Yeah, the pipeline is pretty fucked. With no juniors coming in anymore and the AIs not really being “trainable” in the traditional sense (you can’t truly teach them long-term skills unless you’re one of the huge companies with massive data centers doing the expensive training/fine-tuning), it’s a matter of time before they exhaust the supply of experienced devs.
But maybe that’s OK. In the same way that web devs of my generation didn’t necessarily need a comp-sci background to do our work, maybe web devs of the future won’t need to be coders at all. Today’s highly-abstracted dev environment is a pretty far cry from, say, having to learn assembly language, algorithms, or even HTML and CSS.
The overwhelming majority of my fellow web devs did not come from a comp sci program, and often did not come from formal secondary education at all, just some boot camp or online videos. It really often is a low-to-medium skill level profession, with a bunch of “paid amateurs” making use of a few frameworks/libraries made by the much smarter FAANG people.
Even today, already anybody can make an AI-assisted website using things like Wix AI, Squarespace AI, or the closer-to-the-code Vercel v0, and then refine it further with the LLM agent of their choice. Figma, the popular design suite, is also moving towards that direction. Eventually we’ll just get web agencies or lone wolves who can build entire small business sites with just these tools, similar to how it was in the 2000s, easily combining design, marketing, and the implementation just by describing things and drawing layouts.
Learning how to use AI effectively (as in how LLMs and transformers work, how contexts and prompts work, how tool calling etc. work) is already a pretty different skillset from traditional programming, anyway. And learning to actually train or fine-tune a transformer for your own needs is yet another skillset. It’s probably better for future generations to be trained directly on that layer instead of the underlying HTML/CSS/JS, all of which can and will be abstracted away.
Web dev is just one tiny microcosm. If it goes away as a profession, oh well, life goes on. But I feel like it’s just the canary in the coalmine.
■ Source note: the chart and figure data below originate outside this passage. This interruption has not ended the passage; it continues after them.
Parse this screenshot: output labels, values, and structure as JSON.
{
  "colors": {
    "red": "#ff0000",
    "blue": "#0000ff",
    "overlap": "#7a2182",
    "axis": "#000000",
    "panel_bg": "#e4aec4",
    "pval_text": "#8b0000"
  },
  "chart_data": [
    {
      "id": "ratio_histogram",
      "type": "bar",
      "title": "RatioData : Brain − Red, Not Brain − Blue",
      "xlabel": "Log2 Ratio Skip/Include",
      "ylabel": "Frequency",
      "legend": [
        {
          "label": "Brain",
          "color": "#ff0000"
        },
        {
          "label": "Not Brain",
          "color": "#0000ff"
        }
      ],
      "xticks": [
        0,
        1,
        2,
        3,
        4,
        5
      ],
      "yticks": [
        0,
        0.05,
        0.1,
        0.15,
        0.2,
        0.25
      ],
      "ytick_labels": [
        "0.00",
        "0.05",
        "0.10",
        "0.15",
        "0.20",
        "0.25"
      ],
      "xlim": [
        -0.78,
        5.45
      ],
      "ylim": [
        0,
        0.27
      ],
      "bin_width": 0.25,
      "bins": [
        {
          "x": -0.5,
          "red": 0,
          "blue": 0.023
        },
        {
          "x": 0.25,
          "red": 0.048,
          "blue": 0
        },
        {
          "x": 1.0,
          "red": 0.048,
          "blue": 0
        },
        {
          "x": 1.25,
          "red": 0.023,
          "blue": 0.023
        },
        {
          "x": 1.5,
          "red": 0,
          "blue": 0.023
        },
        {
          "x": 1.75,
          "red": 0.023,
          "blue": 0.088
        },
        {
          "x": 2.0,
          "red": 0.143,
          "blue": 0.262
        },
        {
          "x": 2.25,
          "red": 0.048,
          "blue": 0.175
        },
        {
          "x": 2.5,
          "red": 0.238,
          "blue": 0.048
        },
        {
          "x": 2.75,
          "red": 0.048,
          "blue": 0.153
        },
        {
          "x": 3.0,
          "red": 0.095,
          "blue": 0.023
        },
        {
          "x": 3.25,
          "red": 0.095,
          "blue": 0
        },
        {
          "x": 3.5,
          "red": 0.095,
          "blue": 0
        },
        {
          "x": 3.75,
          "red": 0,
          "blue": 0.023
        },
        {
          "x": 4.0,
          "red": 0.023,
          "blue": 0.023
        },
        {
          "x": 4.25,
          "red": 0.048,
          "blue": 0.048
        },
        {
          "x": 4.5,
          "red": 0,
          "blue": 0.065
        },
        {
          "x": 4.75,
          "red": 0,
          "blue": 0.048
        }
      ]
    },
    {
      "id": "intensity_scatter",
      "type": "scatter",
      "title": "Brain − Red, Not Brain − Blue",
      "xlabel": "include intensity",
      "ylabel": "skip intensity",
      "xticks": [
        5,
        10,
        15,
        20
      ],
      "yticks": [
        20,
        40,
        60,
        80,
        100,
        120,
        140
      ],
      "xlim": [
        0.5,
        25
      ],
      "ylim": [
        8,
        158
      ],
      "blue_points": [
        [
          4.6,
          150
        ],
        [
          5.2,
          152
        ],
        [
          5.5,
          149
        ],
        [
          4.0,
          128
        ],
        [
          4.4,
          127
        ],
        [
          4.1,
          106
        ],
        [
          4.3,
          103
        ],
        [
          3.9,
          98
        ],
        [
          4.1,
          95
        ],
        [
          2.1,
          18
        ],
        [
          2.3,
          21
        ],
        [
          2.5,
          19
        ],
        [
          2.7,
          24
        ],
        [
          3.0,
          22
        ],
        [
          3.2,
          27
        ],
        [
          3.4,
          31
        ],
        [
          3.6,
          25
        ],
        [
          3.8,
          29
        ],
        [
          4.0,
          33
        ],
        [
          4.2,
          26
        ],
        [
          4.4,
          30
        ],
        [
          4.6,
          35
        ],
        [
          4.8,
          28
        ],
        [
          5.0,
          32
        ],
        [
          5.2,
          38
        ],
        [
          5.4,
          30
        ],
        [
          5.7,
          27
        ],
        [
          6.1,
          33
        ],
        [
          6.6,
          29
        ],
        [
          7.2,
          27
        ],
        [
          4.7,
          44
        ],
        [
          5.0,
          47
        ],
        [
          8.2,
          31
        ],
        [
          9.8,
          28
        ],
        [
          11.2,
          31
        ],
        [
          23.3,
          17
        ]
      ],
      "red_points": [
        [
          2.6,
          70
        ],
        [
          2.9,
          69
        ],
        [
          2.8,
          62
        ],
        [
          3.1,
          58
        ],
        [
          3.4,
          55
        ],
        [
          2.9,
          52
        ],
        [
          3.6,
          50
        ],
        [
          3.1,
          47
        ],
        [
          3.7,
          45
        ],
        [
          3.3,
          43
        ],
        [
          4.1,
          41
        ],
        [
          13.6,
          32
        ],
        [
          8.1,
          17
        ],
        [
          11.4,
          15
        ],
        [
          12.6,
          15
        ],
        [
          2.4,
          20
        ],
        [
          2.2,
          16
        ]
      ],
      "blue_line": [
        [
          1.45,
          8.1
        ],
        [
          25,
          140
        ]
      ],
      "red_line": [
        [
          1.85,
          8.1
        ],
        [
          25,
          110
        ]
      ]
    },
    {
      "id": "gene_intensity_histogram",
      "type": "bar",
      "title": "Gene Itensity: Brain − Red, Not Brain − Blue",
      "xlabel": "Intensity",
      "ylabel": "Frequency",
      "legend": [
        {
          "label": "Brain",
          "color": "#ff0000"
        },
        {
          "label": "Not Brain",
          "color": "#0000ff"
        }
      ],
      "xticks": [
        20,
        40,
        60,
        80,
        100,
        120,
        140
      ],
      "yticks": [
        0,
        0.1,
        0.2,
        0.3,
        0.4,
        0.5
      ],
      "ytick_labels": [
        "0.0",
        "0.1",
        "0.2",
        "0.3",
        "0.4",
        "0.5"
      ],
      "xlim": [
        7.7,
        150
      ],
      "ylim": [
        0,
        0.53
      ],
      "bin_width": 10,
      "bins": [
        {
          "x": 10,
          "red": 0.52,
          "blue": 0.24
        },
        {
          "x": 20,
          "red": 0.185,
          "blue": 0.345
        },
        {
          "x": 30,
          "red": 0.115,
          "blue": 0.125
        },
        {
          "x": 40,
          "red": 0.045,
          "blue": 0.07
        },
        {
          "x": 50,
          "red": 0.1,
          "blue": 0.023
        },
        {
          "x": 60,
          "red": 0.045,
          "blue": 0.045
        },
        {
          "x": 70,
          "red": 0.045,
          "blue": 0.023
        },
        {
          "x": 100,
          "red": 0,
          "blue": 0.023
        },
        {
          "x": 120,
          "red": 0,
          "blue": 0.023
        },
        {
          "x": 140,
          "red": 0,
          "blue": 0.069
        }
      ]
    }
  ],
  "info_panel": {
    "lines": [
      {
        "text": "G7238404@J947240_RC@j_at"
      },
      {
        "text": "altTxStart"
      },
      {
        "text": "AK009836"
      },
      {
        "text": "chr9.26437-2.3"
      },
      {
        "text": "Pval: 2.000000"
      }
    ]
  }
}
It’s one thing to say oh, it’d be great for small businesses to be able to easily make their own websites again without needing to hire expensive developers (and even as a developer, I agree with that), but AI is threatening so many sectors of the economy all at once, not just web dev.
Which businesses would even survive the cataclysm, and who will be able to remain their customers? Rampant layoffs, stratospheric wealth inequality, the loss of basically all democratic checks and balances and consumer protections, runaway inflation, etc. are all joining forces into a perfect storm with AI and increasing automation.
I’m very scared for Gen Z and Alpha, and their kids especially. Today’s AI makes my job a little easier, but I think tomorrow’s AIs will completely reshape their career pipelines…
But, I dunno. The generations before mine probably felt the same way about the interweb and those computer things.